Le temps que l’heure du loup les rattrape, il pleuvait avec constance, une chute d’eau qui s’abattait en un torrent dur et froid qui ne tarderait pas à changer les rues en briques de Meereen en rivières. Les trois Dorniens déjeunèrent dans la froidure qui prélude à l’aube – un repas simple, à base de fruits, de pain et de fromage, arrosé de lait de chèvre. Lorsque Gerris fit mine de se verser une coupe de vin, Quentyn le retint. « Pas de vin. Il sera bien temps de boire après.
— Espérons », répondit Gerris.
Le mastodonte jeta un coup d’œil en direction de la terrasse. « J’ savais qu’il allait pleuvoir, commenta-t-il d’un ton morose. J’avais mal dans les os, hier au soir. Ils m’ font toujours souffrir avant que le temps vire à la pluie. Ça va pas plaire aux dragons. Le feu et l’eau, ça se mélange pas, c’est un fait reconnu. On allume un bon feu pour la cuisine, une bonne flambée, et puis il se met à pleuvoir comme vache qui pisse, et voilà : vot’ bois est tout trempé, et les flammes sont mortes. »
Gerris rit doucement. « Les dragons ne sont pas de bois, Arch.
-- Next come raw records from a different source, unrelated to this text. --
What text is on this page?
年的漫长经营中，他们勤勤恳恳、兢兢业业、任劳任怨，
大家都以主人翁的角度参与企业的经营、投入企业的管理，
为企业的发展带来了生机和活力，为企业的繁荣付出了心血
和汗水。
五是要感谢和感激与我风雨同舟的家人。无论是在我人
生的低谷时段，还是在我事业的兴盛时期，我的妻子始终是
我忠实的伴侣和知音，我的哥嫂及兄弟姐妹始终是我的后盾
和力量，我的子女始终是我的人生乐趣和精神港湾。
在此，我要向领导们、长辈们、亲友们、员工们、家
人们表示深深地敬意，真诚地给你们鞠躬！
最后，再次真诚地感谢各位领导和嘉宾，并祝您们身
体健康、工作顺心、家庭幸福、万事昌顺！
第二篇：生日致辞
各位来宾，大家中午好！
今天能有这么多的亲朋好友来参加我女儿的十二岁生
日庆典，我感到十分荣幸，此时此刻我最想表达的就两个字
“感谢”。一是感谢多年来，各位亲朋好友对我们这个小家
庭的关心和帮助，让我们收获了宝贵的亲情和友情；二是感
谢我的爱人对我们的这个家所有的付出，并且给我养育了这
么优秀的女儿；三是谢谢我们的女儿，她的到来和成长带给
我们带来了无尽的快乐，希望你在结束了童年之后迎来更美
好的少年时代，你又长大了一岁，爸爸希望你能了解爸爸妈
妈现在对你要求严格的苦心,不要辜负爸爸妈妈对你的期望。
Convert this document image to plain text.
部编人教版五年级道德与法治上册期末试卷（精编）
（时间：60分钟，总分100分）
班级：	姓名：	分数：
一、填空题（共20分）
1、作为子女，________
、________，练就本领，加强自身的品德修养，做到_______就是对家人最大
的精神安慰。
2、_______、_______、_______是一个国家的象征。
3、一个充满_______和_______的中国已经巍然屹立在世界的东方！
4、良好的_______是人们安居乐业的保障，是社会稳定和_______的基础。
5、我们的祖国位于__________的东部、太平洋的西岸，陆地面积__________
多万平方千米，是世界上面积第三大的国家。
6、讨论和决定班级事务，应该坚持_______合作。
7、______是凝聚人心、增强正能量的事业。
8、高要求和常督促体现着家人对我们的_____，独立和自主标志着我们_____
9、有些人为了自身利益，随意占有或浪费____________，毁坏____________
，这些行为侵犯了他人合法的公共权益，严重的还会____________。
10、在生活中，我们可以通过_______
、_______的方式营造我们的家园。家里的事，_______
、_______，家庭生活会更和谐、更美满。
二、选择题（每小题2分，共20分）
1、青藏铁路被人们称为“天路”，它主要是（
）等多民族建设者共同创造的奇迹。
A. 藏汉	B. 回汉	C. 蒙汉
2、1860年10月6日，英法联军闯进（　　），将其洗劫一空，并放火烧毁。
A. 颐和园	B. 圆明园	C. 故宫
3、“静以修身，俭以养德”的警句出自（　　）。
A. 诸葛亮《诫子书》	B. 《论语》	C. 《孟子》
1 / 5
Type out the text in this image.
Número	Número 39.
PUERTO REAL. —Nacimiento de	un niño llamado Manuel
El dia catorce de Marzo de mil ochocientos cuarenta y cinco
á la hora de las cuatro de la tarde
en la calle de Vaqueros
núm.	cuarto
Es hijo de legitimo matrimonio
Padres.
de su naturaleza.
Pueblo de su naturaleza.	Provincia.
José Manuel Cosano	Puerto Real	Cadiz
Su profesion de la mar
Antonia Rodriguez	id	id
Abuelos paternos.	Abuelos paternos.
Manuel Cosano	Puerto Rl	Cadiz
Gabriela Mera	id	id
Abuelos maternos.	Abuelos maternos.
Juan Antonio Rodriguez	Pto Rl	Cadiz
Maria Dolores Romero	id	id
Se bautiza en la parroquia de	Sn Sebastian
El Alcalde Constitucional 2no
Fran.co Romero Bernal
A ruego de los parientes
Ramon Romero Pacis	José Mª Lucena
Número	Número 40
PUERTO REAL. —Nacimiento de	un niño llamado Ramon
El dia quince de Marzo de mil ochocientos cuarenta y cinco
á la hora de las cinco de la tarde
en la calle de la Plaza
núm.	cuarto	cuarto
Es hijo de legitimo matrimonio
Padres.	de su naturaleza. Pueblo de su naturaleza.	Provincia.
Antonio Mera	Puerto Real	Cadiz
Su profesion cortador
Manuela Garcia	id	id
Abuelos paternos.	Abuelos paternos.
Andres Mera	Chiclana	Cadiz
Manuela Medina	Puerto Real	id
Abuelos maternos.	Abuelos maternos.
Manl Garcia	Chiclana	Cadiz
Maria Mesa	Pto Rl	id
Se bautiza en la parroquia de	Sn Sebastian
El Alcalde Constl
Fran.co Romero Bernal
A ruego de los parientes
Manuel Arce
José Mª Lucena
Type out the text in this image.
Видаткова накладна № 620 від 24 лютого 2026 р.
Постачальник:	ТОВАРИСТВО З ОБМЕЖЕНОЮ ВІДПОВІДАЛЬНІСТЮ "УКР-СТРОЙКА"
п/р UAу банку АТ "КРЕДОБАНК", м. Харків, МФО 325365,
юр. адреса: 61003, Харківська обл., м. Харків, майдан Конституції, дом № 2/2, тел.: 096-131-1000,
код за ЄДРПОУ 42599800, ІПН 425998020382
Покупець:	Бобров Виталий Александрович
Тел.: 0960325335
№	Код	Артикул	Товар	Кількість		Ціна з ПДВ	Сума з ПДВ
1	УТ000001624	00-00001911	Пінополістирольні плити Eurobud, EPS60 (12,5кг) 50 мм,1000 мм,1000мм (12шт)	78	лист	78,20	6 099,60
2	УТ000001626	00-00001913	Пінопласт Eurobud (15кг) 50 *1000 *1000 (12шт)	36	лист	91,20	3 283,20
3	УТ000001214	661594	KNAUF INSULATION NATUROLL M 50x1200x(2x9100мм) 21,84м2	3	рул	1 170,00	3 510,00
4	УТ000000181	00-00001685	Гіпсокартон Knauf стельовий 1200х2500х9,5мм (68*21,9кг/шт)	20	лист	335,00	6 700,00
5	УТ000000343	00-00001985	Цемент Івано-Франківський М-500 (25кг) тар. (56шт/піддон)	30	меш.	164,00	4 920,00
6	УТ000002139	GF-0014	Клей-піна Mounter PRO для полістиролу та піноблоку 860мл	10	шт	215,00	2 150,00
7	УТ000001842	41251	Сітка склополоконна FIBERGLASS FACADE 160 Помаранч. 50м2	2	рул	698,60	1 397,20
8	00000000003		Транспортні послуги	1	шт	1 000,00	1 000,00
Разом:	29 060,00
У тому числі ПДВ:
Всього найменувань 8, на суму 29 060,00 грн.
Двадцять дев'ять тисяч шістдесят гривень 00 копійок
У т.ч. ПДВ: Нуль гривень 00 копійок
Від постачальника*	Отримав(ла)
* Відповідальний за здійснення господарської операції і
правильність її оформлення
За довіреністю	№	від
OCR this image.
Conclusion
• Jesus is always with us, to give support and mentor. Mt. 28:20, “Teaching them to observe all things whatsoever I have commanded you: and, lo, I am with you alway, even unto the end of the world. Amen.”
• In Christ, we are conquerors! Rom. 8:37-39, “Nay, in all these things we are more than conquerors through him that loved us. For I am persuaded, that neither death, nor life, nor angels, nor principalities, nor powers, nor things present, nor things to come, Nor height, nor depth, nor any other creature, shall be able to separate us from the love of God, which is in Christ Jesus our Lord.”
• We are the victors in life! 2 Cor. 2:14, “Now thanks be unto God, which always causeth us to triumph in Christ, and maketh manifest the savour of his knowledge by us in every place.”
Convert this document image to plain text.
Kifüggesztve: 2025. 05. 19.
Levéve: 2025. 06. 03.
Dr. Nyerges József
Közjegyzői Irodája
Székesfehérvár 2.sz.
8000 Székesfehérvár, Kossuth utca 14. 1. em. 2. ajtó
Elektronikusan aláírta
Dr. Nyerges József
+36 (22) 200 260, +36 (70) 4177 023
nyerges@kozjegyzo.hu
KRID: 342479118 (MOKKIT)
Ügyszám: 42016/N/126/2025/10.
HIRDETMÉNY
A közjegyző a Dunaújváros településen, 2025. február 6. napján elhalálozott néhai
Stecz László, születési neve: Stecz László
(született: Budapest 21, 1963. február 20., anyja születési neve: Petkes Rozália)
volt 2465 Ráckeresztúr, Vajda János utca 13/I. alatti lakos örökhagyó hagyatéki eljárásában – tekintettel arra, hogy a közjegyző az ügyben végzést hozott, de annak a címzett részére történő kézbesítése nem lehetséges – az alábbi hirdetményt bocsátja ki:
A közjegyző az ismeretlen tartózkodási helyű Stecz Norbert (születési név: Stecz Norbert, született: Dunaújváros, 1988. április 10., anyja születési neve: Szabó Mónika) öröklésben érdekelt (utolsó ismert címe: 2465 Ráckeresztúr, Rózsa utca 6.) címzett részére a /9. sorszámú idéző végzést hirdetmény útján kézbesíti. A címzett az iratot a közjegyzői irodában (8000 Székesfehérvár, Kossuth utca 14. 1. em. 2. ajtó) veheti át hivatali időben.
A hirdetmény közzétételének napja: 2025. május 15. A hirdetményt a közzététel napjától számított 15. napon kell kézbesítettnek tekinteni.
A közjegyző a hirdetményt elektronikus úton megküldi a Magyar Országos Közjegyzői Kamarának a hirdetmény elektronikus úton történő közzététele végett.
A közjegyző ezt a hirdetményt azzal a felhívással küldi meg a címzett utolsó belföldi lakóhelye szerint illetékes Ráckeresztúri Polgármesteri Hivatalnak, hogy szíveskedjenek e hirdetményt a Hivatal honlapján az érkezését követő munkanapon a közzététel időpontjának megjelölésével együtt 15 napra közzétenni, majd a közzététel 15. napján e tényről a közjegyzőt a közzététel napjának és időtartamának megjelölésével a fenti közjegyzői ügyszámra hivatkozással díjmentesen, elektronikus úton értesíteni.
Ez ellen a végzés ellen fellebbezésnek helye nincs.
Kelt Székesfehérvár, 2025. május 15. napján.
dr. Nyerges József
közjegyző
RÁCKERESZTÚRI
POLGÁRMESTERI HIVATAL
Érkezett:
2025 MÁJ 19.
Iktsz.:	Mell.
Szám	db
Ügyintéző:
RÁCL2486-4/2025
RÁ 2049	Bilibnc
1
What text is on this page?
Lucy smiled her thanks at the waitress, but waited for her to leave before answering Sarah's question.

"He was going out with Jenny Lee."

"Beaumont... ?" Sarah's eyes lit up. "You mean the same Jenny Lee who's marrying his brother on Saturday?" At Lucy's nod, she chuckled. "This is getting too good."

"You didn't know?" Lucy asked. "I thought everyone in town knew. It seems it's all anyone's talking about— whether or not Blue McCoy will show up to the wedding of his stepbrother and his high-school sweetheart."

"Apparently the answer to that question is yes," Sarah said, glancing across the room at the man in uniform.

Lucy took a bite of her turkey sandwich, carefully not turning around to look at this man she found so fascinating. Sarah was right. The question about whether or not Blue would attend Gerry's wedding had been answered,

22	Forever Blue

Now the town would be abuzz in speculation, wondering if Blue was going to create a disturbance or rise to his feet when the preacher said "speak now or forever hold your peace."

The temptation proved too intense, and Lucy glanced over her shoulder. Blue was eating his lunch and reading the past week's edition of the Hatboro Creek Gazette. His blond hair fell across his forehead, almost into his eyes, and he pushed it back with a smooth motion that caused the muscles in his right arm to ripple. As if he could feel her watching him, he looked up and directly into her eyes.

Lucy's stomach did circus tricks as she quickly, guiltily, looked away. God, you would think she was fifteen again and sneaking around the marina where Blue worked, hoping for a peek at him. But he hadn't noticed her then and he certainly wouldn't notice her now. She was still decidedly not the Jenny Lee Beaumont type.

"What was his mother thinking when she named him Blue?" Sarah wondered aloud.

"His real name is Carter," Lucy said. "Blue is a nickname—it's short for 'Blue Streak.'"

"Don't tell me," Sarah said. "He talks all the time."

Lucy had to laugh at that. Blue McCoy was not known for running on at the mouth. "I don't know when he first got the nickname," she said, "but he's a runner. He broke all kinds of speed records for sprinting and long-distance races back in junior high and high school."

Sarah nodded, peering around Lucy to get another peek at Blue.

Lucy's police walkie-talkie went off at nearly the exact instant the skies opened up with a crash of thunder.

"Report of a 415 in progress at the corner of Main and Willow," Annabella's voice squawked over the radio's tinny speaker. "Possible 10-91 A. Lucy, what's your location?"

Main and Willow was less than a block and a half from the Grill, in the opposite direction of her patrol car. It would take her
— Y en a, si. Le vieux roi Aegon, le coureur de jupons, il a construit des dragons de bois pour nous conquérir. D’accord, ça a mal fini. »
Pour nous aussi, ça le pourrait, songea le prince. Il n’avait cure des folies et des échecs d’Aegon l’Indigne, mais il était rempli de doutes et de craintes. Les plaisanteries forcées de ses amis ne servaient qu’à lui donner une migraine. Ils ne comprennent pas. Tout dorniens qu’ils soient, moi, je suis Dorne. Dans bien des années, lorsque je serai mort, ce sera cette ballade qu’on chantera sur moi. Il se leva avec brusquerie. « Il est l’heure. »
Ses amis se mirent debout. Ser Archibald termina son lait de chèvre et essuya du revers d’une main énorme la moustache que le lait lui avait dessinée sur la lèvre supérieure. « Je vais chercher nos tenues de baladins. »
Il revint avec le ballot qu’ils avaient récupéré auprès du Prince en Guenilles à leur deuxième rencontre. À l’intérieur se trouvaient trois longues capes capuchonnées, composées de myriades de petits carrés de tissu cousus ensemble, trois gourdins, trois épées courtes, trois masques en bronze poli. Un taureau, un lion et un singe.
Tout le nécessaire pour devenir une Bête d’Airain.
« Ils risquent de demander un mot de passe, les avait mis en garde le Prince en Guenilles en leur remettant le paquet. Ce sera chien.
— Vous en êtes certain ? lui avait demandé Gerris.
— Assez pour parier une vie dessus. »
Le prince ne se méprit pas sur le sens de ces mots. « La mienne.
— Probablement.
— Comment avez-vous appris leur mot de passe ?
— Nous avons rencontré des Bêtes d’Airain, et Meris le leur a aimablement demandé. Un prince devrait savoir qu’on ne pose pas de telles questions, Dornien. À Pentos, nous avons un dicton : Ne demande jamais au boulanger ce qu’il met dans sa tourte. Mange donc. »
Mange donc. Ça ne manquait pas de sagesse, supposa Quentyn.
« Je serai le taureau », annonça Arch.
Quentyn lui tendit le masque approprié. « Pour moi, le lion.
— Ce qui me laisse faire le singe. » Gerris appliqua le masque de singe contre son visage. « Comment font-ils pour respirer là-dedans ?
— Contente-toi de le porter. » Le prince n’était pas d’humeur à plaisanter.
Le ballot contenait également un fouet – un méchant ouvrage en vieux cuir doté d’une poignée en bronze et en os, assez résistante pour écorcher un bœuf. « C’est pour quoi faire ? s’enquit Arch.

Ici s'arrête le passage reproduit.